Integration with Task 1: By reusing the structured item names from Task 1, the system ensures that categorized items can be directly mapped to recommendation rules, creating a seamless user experience from item entry to suggestion.

# 5. Future Improvements
To move beyond simple co-occurrence, the system could be enhanced with Collaborative Filtering. This would allow the model to suggest items based on what similar customers bought, rather than just what is currently in the basket, providing a more personalized shopping experience.

# Task 3 Full Evaluation

Building on the classification and recommendation logic established in previous steps, Task 3 introduces an Image Recognition Model using a Convolutional Neural Network (CNN). This model identifies specific grocery items from images and feeds them into the Task 1 classifier for automatic categorization.

# 1. Data Collection
To train a model capable of visual recognition, a diverse set of images was required for each grocery item.

Source: Images were programmatically collected from Wikimedia Commons and Pixabay using a custom scraper.

Items Selected: The model focuses on four common items across two categories:

Fruit: Apples, Bananas

Vegetables: Carrots, Tomatoes

Quantity: Approximately 50 high-quality images were scraped per item to ensure a balanced dataset.

# 2. Data Preprocessing
Raw images vary in size, format, and quality, requiring standardization before they can be used for training.

Cleaning: A dedicated script was used to filter and remove any corrupted or unreadable image files from the dataset.

Resizing & Normalization: All images are resized to a uniform 128x128 pixels. Pixel values are normalized to a range of [0, 1] by dividing by 255, which helps the neural network converge faster during training.

Batching: Data is organized into batches of 32 for efficient processing during the training phase.

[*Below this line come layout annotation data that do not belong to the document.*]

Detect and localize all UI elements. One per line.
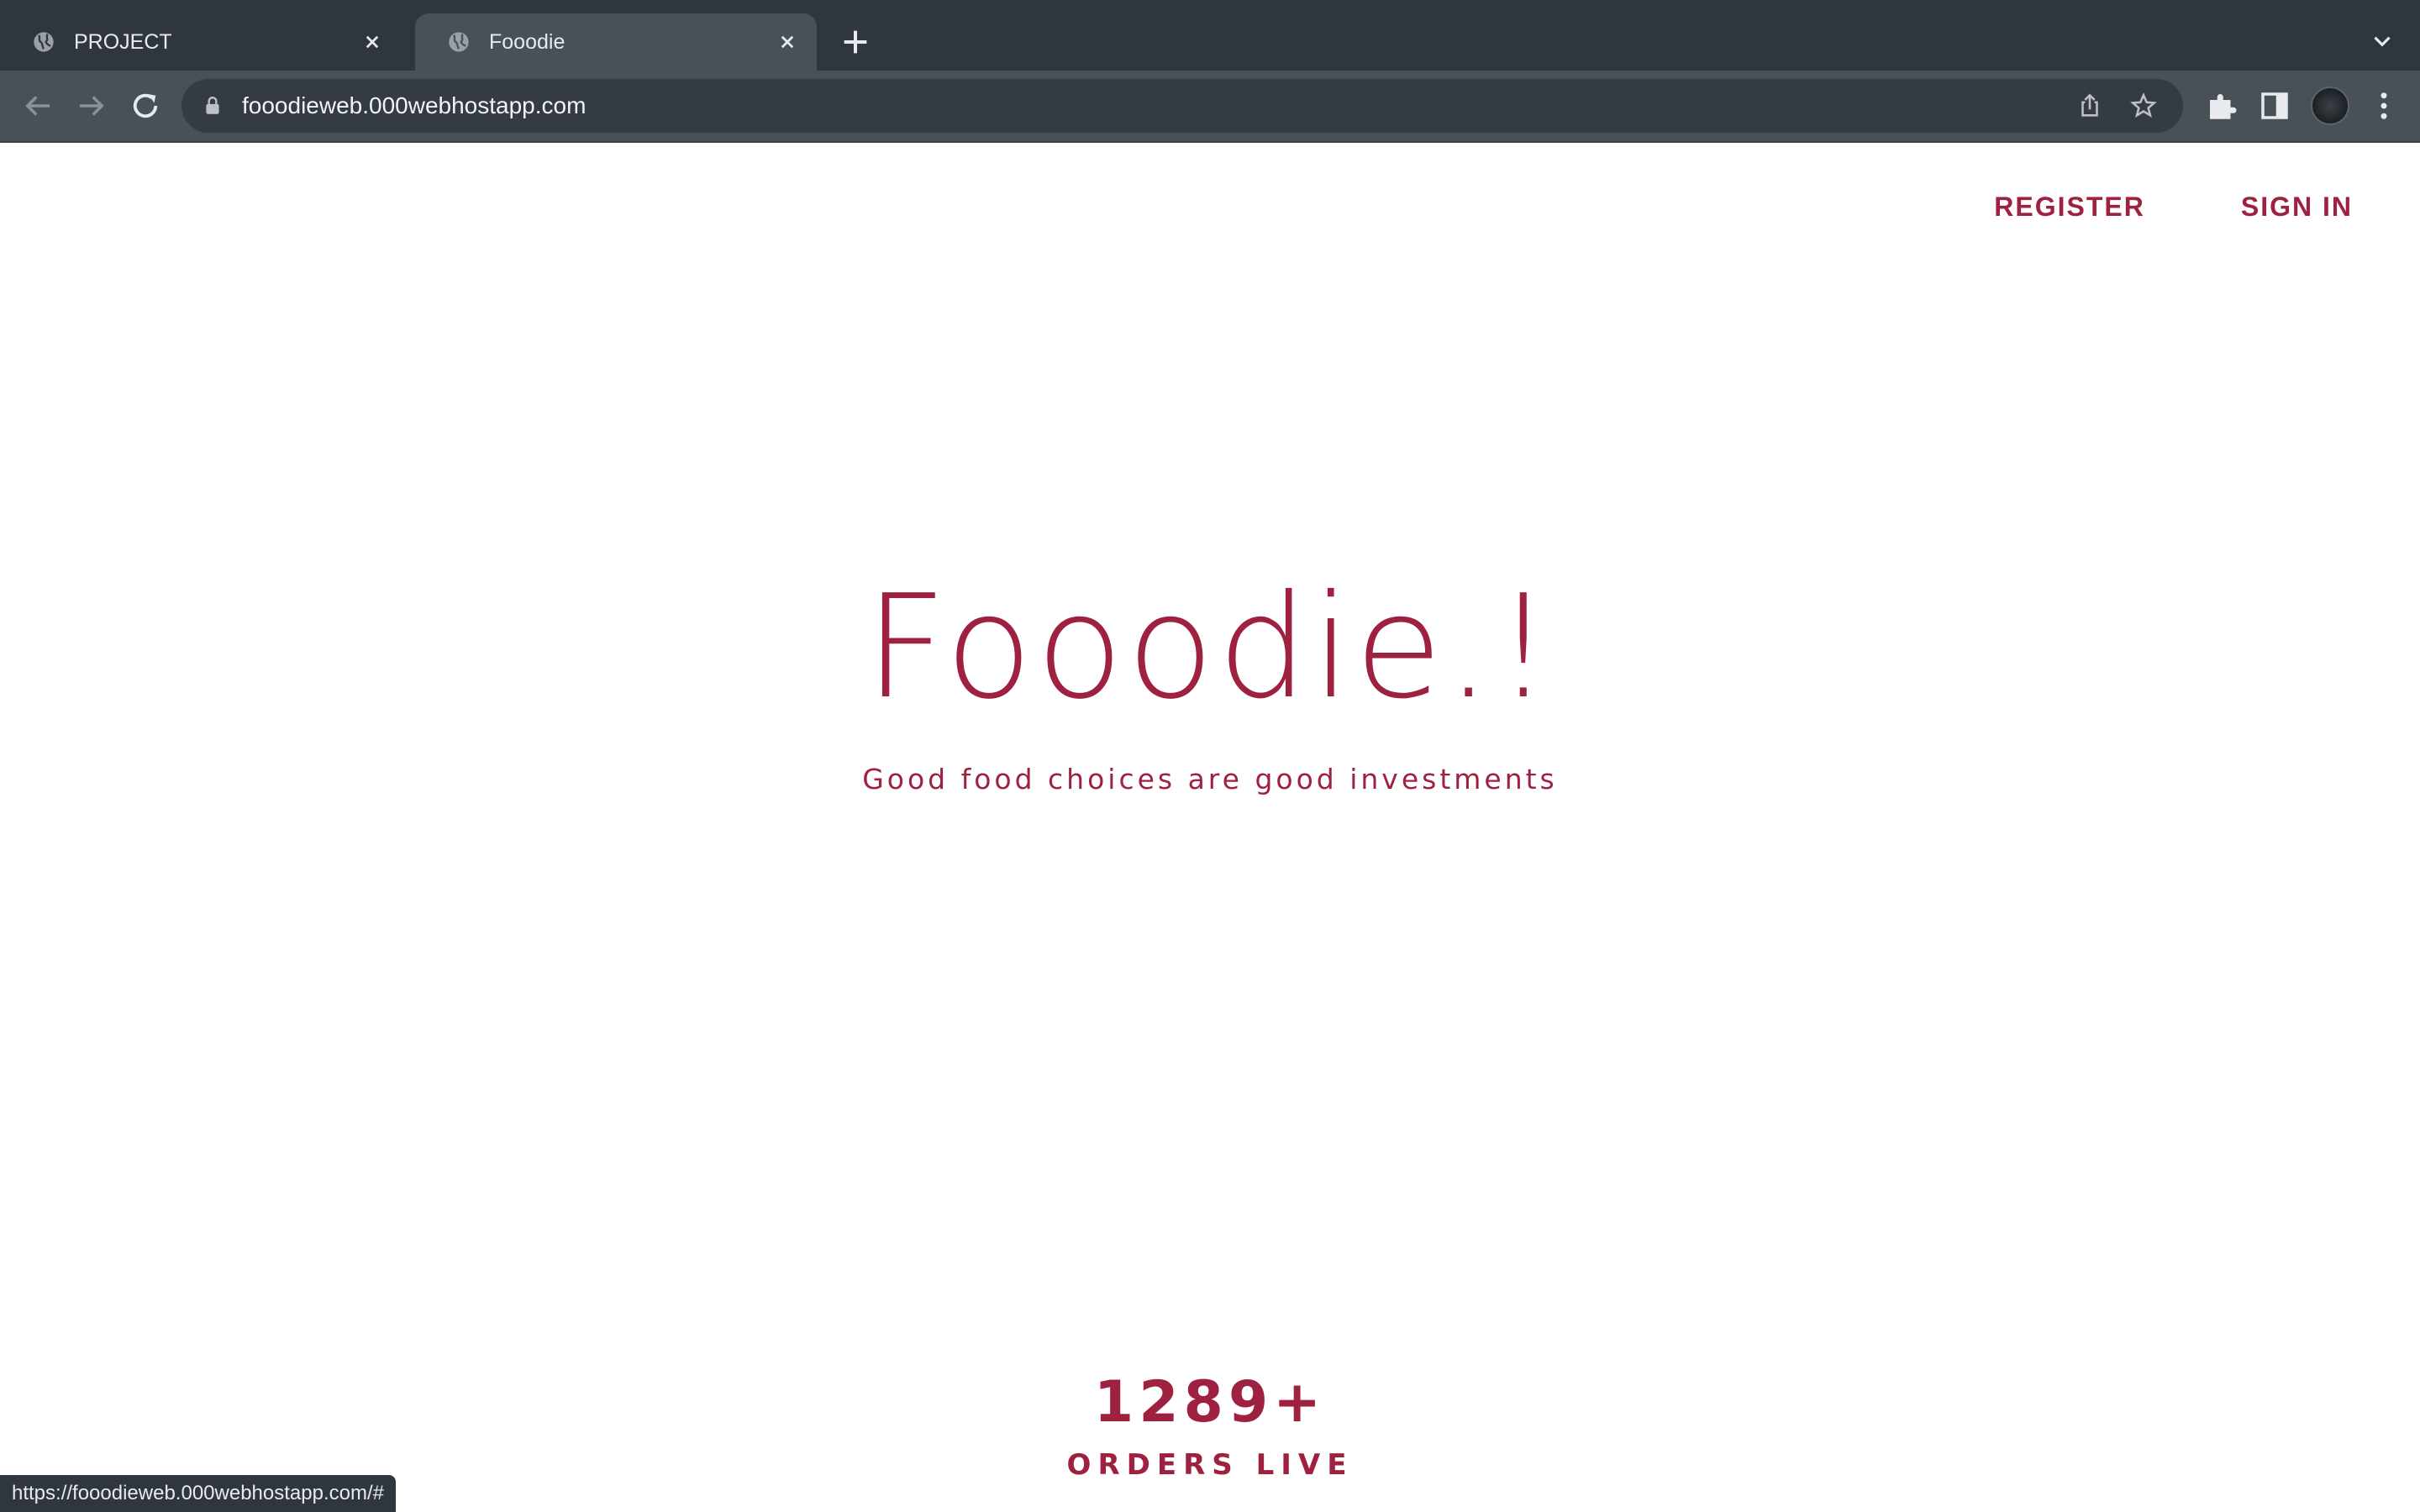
tab-title: PROJECT (74, 29, 172, 54)
profile-avatar[interactable] (2311, 87, 2349, 125)
sign-in-link[interactable]: SIGN IN (2241, 192, 2353, 223)
bookmark-star-icon[interactable] (2129, 92, 2158, 120)
back-arrow-icon[interactable] (20, 88, 55, 123)
side-panel-icon[interactable] (2257, 88, 2292, 123)
forward-arrow-icon[interactable] (74, 88, 109, 123)
close-icon[interactable] (775, 29, 800, 55)
globe-icon (449, 32, 469, 52)
link-status-bubble: https://fooodieweb.000webhostapp.com/# (0, 1475, 396, 1512)
globe-icon (34, 32, 54, 52)
address-url[interactable]: fooodieweb.000webhostapp.com (242, 92, 2075, 119)
reload-icon[interactable] (128, 88, 163, 123)
register-link[interactable]: REGISTER (1994, 192, 2145, 223)
top-nav: REGISTER SIGN IN (1994, 192, 2353, 223)
address-bar[interactable]: fooodieweb.000webhostapp.com (182, 79, 2183, 133)
hero-title: Fooodie.! (865, 564, 1555, 731)
tab-fooodie[interactable]: Fooodie (415, 13, 817, 71)
browser-tabstrip: PROJECT Fooodie (0, 0, 2420, 71)
kebab-menu-icon[interactable] (2366, 88, 2402, 123)
tab-title: Fooodie (489, 29, 566, 54)
lock-icon[interactable] (202, 95, 224, 117)
page-content: REGISTER SIGN IN Fooodie.! Good food cho… (0, 143, 2420, 1512)
share-icon[interactable] (2075, 92, 2104, 120)
hero-subtitle: Good food choices are good investments (862, 763, 1558, 795)
extensions-puzzle-icon[interactable] (2204, 88, 2239, 123)
browser-toolbar: fooodieweb.000webhostapp.com (0, 71, 2420, 141)
orders-count: 1289+ (1093, 1369, 1327, 1436)
new-tab-plus-icon[interactable] (839, 25, 872, 59)
chevron-down-icon[interactable] (2368, 27, 2396, 55)
close-icon[interactable] (360, 29, 385, 55)
tab-project[interactable]: PROJECT (0, 13, 402, 71)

# 3. Machine Learning Technique
A Convolutional Neural Network (CNN) was designed specifically for this multi-class image classification task.

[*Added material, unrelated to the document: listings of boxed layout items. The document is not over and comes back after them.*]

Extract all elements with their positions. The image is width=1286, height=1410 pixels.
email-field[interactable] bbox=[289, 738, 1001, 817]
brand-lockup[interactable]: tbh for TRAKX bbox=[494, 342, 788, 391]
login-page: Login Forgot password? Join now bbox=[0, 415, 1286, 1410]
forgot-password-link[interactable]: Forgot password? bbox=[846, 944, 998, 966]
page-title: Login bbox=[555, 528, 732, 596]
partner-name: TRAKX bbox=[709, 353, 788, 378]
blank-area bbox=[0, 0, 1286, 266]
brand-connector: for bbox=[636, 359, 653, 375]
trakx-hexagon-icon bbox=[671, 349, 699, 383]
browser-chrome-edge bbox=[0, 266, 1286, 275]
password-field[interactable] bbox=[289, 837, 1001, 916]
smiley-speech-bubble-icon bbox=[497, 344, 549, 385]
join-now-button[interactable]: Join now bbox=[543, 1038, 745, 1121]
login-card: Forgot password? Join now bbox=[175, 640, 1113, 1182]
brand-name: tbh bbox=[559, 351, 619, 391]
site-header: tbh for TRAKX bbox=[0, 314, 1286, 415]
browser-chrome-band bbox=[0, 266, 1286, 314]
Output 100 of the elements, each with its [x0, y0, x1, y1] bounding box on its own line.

Model Architecture: The model consists of several layers designed to extract visual features:

Convolutional Layers: Three layers with increasing filters (32, 64, and 128) to detect shapes and patterns.

MaxPooling Layers: Used after each convolution to reduce spatial dimensions and focus on the most important features.

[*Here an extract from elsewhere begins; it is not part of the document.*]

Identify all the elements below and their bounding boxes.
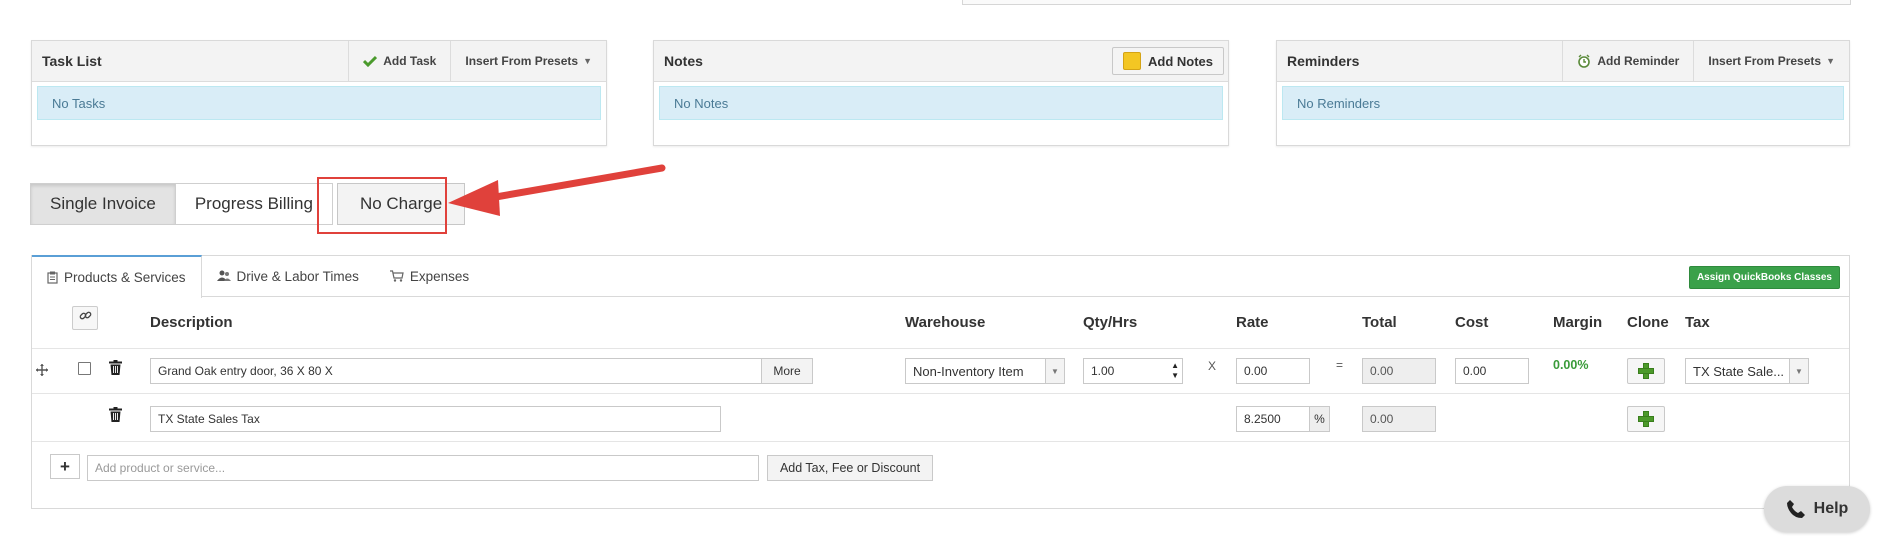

Dropout Layer: A 50% dropout rate is applied before the final layer to prevent overfitting, ensuring the model generalizes well to new, unseen images.

Reason for Choice: CNNs are the gold standard for image recognition because they can automatically learn spatial hierarchies of features, making them far more effective than traditional flat neural networks for visual data.

# 4. Results and Analysis
Performance: The model demonstrates high accuracy in identifying "Apples" and "Bananas" on simple backgrounds.

Integration with Task 1: When an image (eg an apple) is correctly identified, the string "apple" is passed to the Task 1 model, which then successfully assigns it to the "Fruit and Veg" category.

Challenges:

Color Bias: Initial testing showed the model might rely too heavily on color; for instance, it once misclassified a multicolored apple as a banana.

Complex Backgrounds: Items photographed in messy environments or in varied lighting conditions are harder for the current model to identify accurately.

# 5. Future Improvements
Data Augmentation: Implementing techniques like rotation, flipping, and zooming on existing images would help the model recognize items from different angles and in various lighting.

Transfer Learning: Utilizing pre-trained models like ResNet or EfficientNet could significantly boost accuracy by leveraging knowledge from millions of existing images.